The Alliance has just released Downstream and In Demand III, our updated report on how the recession has affected Mid-South nonprofits. We’d love to hear your comments on The Public Finance Crisis: Can Philanthropy Shoulder the Burden? and your own experiences with government funding.

New neighborhood public safety program funded

Will the nation’s neighborhood public safety efforts improve under the new Federal budget?

The “minibus” budget bill signed into law a couple weeks ago designates $15 billion for the Byrne Criminal Justice Innovation (BCJI) Program, the key community revitalization initiative to be supported by the Department of Justice (DOJ). BCJI grants will fund demonstration projects to fight crime and improve public safety in neighborhoods across the country.

The program replaces the Weed and Seed program, which was closed down this year. The replacement is intended to promote and improve collaboration with other Federal agencies, increase program flexibility, and encourage greater emphasis on evidence-based and data supported approaches. DOJ officials also say the changes will promote long-term sustainability through strategic planning, training, and technical assistance.

In the past, Weed and Seed was criticized for not being well-integrated with complementary programs administered by the Departments of Education and Housing and Urban Development (HUD).  Creators of the BCJI program say it will be closely coordinated with the Department of Education’s Promise Neighborhoods Program, aimed at improving educational outcomes for students in distressed neighborhoods; and HUD’s Choice Neighborhoods Program, focused on transforming distressed housing and creating sustainable mixed-income neighborhoods.

BCJI grants will support collaborative, competitive grants for partnerships of law enforcement and various other organizations involved in community policing, prevention, intervention, treatment, and neighborhood restoration efforts.

Funding for the BCJI program is $5 million lower than the Weed and Seed appropriation. Like Weed and Seed, BCJI will focus on reducing violent crime, drug abuse, and gang activity in target areas, and then “reseeding” the neighborhood through social and economic revitalization.
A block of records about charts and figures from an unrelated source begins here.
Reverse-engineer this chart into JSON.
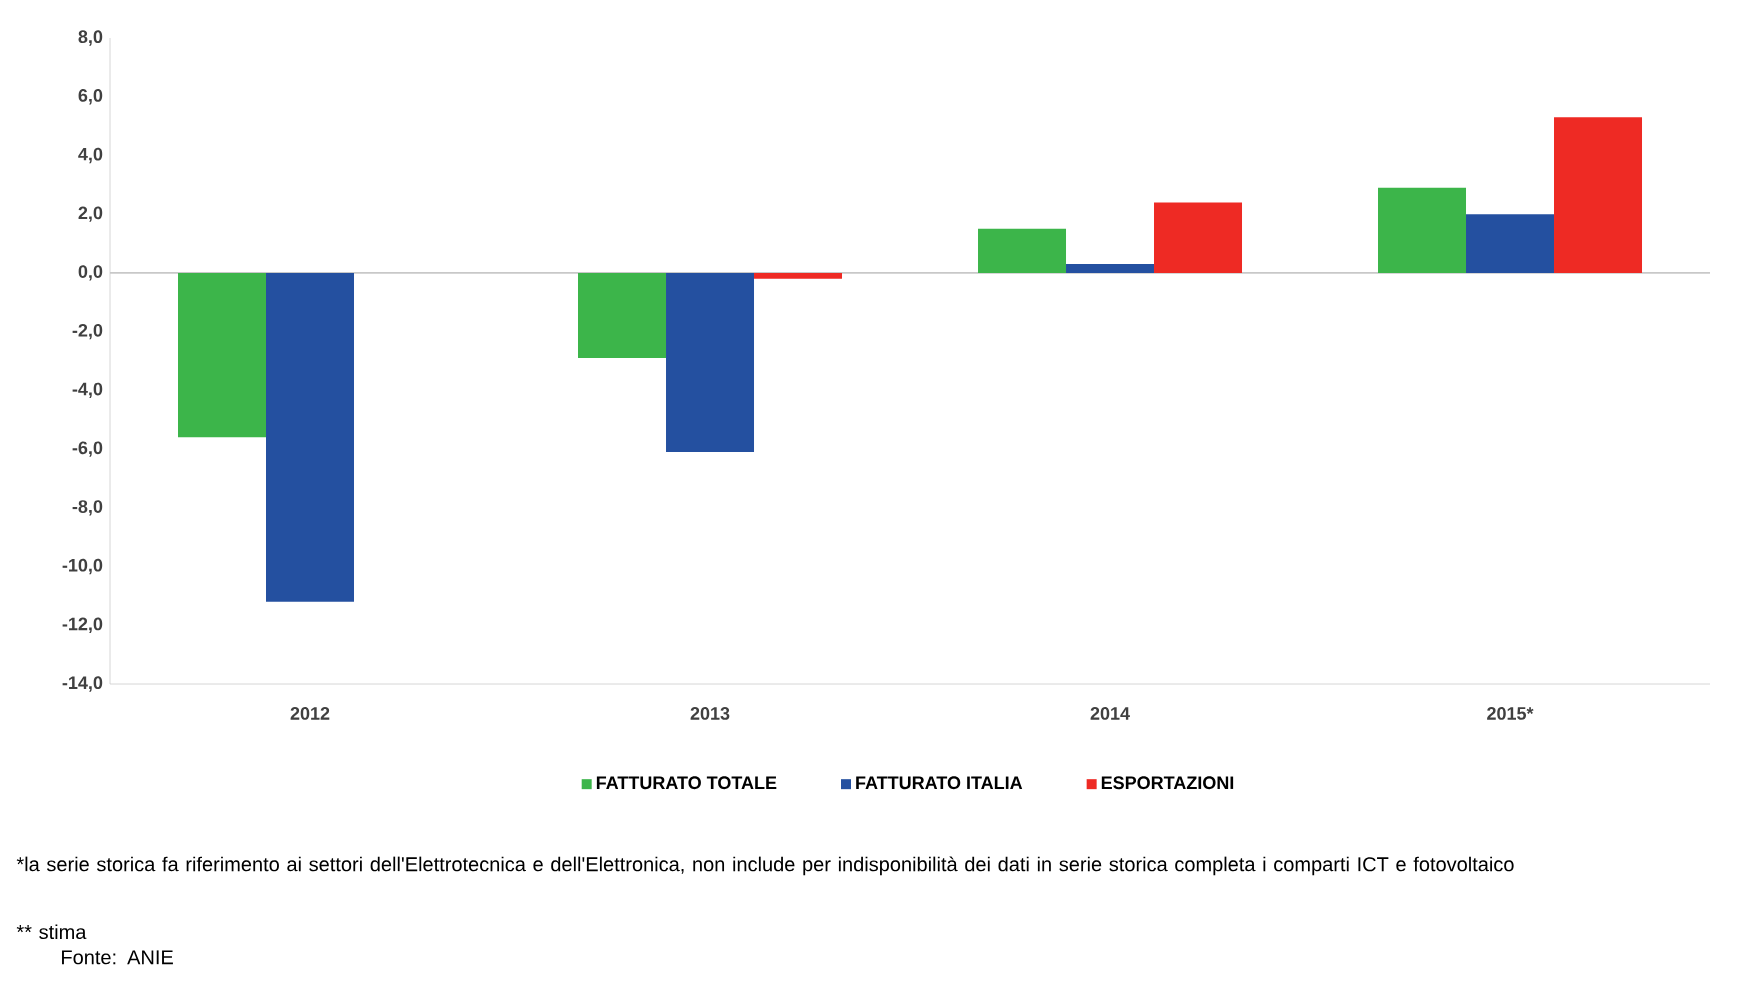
{
  "chart_data": {
    "type": "bar",
    "categories": [
      "2012",
      "2013",
      "2014",
      "2015*"
    ],
    "series": [
      {
        "name": "FATTURATO TOTALE",
        "color": "#3cb54a",
        "values": [
          -5.6,
          -2.9,
          1.5,
          2.9
        ]
      },
      {
        "name": "FATTURATO ITALIA",
        "color": "#2450a0",
        "values": [
          -11.2,
          -6.1,
          0.3,
          2.0
        ]
      },
      {
        "name": "ESPORTAZIONI",
        "color": "#ee2a24",
        "values": [
          null,
          -0.2,
          2.4,
          5.3
        ]
      }
    ],
    "ylim": [
      -14,
      8
    ],
    "yticks": [
      {
        "value": -14,
        "label": "-14,0"
      },
      {
        "value": -12,
        "label": "-12,0"
      },
      {
        "value": -10,
        "label": "-10,0"
      },
      {
        "value": -8,
        "label": "-8,0"
      },
      {
        "value": -6,
        "label": "-6,0"
      },
      {
        "value": -4,
        "label": "-4,0"
      },
      {
        "value": -2,
        "label": "-2,0"
      },
      {
        "value": 0,
        "label": "0,0"
      },
      {
        "value": 2,
        "label": "2,0"
      },
      {
        "value": 4,
        "label": "4,0"
      },
      {
        "value": 6,
        "label": "6,0"
      },
      {
        "value": 8,
        "label": "8,0"
      }
    ],
    "ref_lines": [
      {
        "axis": "y",
        "value": 0,
        "color": "#c8c8c8"
      }
    ],
    "legend": "bottom",
    "annotations": [
      "*la serie storica fa riferimento ai settori dell'Elettrotecnica e dell'Elettronica, non include per indisponibilità dei dati  in serie storica completa i comparti  ICT e fotovoltaico",
      "** stima",
      "Fonte: ANIE"
    ]
  }
}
An important component of Weed and Seed that will be carried over to BCJI is the mobilization of community residents to assist law enforcement in identifying and removing violent offenders and drug traffickers from the community and help human service agencies identify and respond to needs for services.

Regionally, Weed and Seed funded projects in Jackson, Dyersburg, Chattanooga, and several other sites in Tennessee; two sites in Pine Bluff, Arkansas; and Jackson and East Biloxi in Mississippi.

The new DOJ bill includes a total of $2.2 billion for various state and local law enforcement grant programs, which is $570 million below last year’s level and $856 million below the President’s request. DOJ as a whole is funded at $27.1 billion, an increase of $18 million above last year’s level. The FBI gets an increase of $192 million for national security, investigation of computer attacks, Weapons of Mass Destruction programs, and other priorities. The DEA received an increase of $20 million, especially for combating prescription drug abuse, helping states with cleaning up meth lab sites, and staffing counternarcotics intelligence at the Southern Border. The Federal Prison System gets an extra $260 million to activate recently constructed prisons.

We will continue to bring you news about Federal appropriations in the coming weeks. DOJ has not yet released a detailed explanation of the BCJI program, but in the meantime, an interview with Thomas Apt on the UNCA site provides some background on the agency’s view of the role for public safety in neighborhood programs.